Writerly Relationship With Nature
Annie Proulx guides Houston book lovers through the literary wilderness in rare appearance
When wandering through the wild literary landscapes of Pulitzer Prize and National Book Award winning author Annie Proulx’s latest novel, Barkskins, it’s difficult not to think of the old adage about seeing the forest for the trees. The epic tale of two American families, which begins in the late 17th century and ends in the present day, covers three centuries and what seems like a hundred characters, but readers shouldn’t get lost among the years and faces, as Proulx’s true focus in Barkskins is humanity’s sometimes sacred sometimes abusive relationship with the forests of the Earth.
I had a chance to ask Proulx some questions by email about the monumental novel before she makes a rare trip to Houston for the Inprint Margarett Root Brown Reading Series, and so I had to inquire about how her own writerly relationship with nature.
Many of Proulx’s novels and stories, including The Shipping News and "Brokeback Mountain" delve just as intimately into the landscapes of her settings as much as her created characters, and Barkskins, which spends many of its 700 pages exploring the forests of North America, with stops in Europe, China and New Zealand, is no different. Proulx confessed from an early age she felt a concern for and connection to wilderness.
“Since childhood I had lived near forests and woodlands, and was something of a weather buff, so when climate change began to penetrate the world’s consciousness I was inclined to pay attention to the trees,” she said.
Vanished Trees
Proulx has stated that she got the inspiration for the novel decades ago, when traveling through Michigan she happened upon a marker for a white pine woods that was no longer there. In fact, that species of tree no longer grew in the state at all.
“The trip through Michigan and noticing the absence of white pine that had once grown there to great size was simply the time point when I decided to write a book about the falling of the forests,” she described, and then went on to explain how stumbling upon an absence of forest led to the creation of a novel’s worth of diverse characters.

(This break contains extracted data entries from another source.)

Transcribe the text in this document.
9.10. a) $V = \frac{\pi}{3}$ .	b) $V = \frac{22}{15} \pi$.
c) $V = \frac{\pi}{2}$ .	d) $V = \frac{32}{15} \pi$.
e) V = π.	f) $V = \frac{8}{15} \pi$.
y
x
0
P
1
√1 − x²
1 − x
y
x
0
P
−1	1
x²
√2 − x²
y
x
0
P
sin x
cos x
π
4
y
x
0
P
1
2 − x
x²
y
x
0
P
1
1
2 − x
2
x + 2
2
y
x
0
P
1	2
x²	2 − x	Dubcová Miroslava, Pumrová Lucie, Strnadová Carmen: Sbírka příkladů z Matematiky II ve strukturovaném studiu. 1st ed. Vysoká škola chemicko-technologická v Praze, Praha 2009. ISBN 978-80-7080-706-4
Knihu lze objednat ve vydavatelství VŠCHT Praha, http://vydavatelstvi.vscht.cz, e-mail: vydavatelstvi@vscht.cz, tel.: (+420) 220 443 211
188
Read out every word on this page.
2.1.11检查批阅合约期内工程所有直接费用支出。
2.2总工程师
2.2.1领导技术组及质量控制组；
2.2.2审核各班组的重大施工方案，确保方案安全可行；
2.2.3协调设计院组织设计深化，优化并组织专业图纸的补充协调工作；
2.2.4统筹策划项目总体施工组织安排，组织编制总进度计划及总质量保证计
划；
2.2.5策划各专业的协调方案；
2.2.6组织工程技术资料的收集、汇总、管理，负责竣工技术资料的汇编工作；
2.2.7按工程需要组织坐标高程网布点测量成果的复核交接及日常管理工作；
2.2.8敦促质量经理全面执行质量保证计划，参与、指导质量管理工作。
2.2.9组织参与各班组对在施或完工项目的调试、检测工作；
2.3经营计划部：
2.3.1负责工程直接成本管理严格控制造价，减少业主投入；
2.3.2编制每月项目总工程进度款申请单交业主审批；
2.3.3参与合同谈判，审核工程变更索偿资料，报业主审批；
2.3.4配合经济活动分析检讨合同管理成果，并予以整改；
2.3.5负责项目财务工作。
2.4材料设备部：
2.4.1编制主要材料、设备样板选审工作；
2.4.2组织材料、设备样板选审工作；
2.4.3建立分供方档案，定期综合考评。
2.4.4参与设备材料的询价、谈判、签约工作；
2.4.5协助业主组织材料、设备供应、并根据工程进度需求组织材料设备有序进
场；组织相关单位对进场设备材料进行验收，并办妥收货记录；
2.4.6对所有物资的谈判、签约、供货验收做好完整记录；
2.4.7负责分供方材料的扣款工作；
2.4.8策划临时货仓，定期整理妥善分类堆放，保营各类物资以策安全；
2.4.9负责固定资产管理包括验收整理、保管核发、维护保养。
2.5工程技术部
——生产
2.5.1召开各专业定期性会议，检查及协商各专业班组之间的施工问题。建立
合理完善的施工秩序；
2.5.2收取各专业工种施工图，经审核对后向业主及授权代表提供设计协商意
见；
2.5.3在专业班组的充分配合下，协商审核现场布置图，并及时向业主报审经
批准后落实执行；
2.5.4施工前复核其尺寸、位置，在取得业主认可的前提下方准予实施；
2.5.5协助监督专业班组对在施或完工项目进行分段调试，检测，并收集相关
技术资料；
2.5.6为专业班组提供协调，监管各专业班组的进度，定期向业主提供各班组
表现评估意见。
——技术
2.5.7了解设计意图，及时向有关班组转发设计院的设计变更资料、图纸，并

“I had no characters in mind and no story, no beginning —only the urge to write about the disappearance of what had been considered permanent tree cover. It took years of thought and reading before characters and story line actually gathered into a shape.”
That shape became two central, sprawling family sagas that begin with two French immigrants who travel to the new world of North America on a contract of indentured servitude. René Sel and Charles Duquet work side by side cutting down trees in the forests of Canada, for only a few days, but their descendants lives will intertwine throughout the centuries.
“René Sel was vaguely based on my ancestor, Jean Prou, who came to New France in the late 17th century. Duquet was an amalgam of many men who made their fortunes through natural resource extraction,” Proulx explained.
Glimmers of Hope
Proulx characters live hard lives and some experience gruesome deaths, but it might be her descriptions of the leveling of the great old forests that readers mourn the most. And while all that destruction might leave readers with no choice but to surrender to the bleak beauty of Proulx’s narrative, Barkskins does end in hope with characters like Sapatisia Sel, the descendent of both Sel and Duquet.
“The specific character Sapatisia Sel was a late-comer in the book’s development,” Proulx revealed. “But I knew I would have someone thinking and doing the things she did. It was necessary to give her hope for the future, or her actions would have been futile,” explained Proulx, who might also be giving hope to readers.
An Operatic Adaptation
While it’s likely a few of those readers at the Inprint event will have discovered Proulx’ work through the film adaptations of her stories, specifically The Shipping News and the Oscar winning Brokeback Mountain, Proulx has resisted that contemporary novelist trend to try her hand at screenwriting or pitching a show idea to television producers. She remained focused on novels and short stories, until recently.
In 2014, her collaboration with composer Charles Peter Wuorinen on a Brokeback Mountain opera reached the stage. When I asked her if she found she had a different relationship to the opera than to the films which were adapted by others, Proulx had a rather wry and Proulx-esque response.
“Not really. Because I was doing something out of the usual, I was, myself, out of the usual. Could have been anyone, right?” she replied, but she did find writing the libretto a “fun” experience with the added “pleasure of a friendship with the composer.”
Proulx is 81 now and only occasionally does reading appearances anymore, so Inprint fans who got their tickets early to the now sold out event are in for a special authorial treat. “I asked my publisher to limit the book tour,” Proulx explained to me. “I truly hate air travel and living in the Pacific Northwest makes travel to almost everywhere onerous.”
For those not lucky enough to grab a ticket a month ago, Proulx hasn’t braved the long flight for just one event. She will also participate in a free and open to the public Inprint Craft Talk/Q&A on Monday, January 23, 1 pm, at the University of Houston Honors College Commons, M. D. Anderson Library.
Annie Proulx appears for the Inprint Margarett Root Brown Reading Series at the Wortham Center on Monday, January 23 at 7:30, but the event is sold out.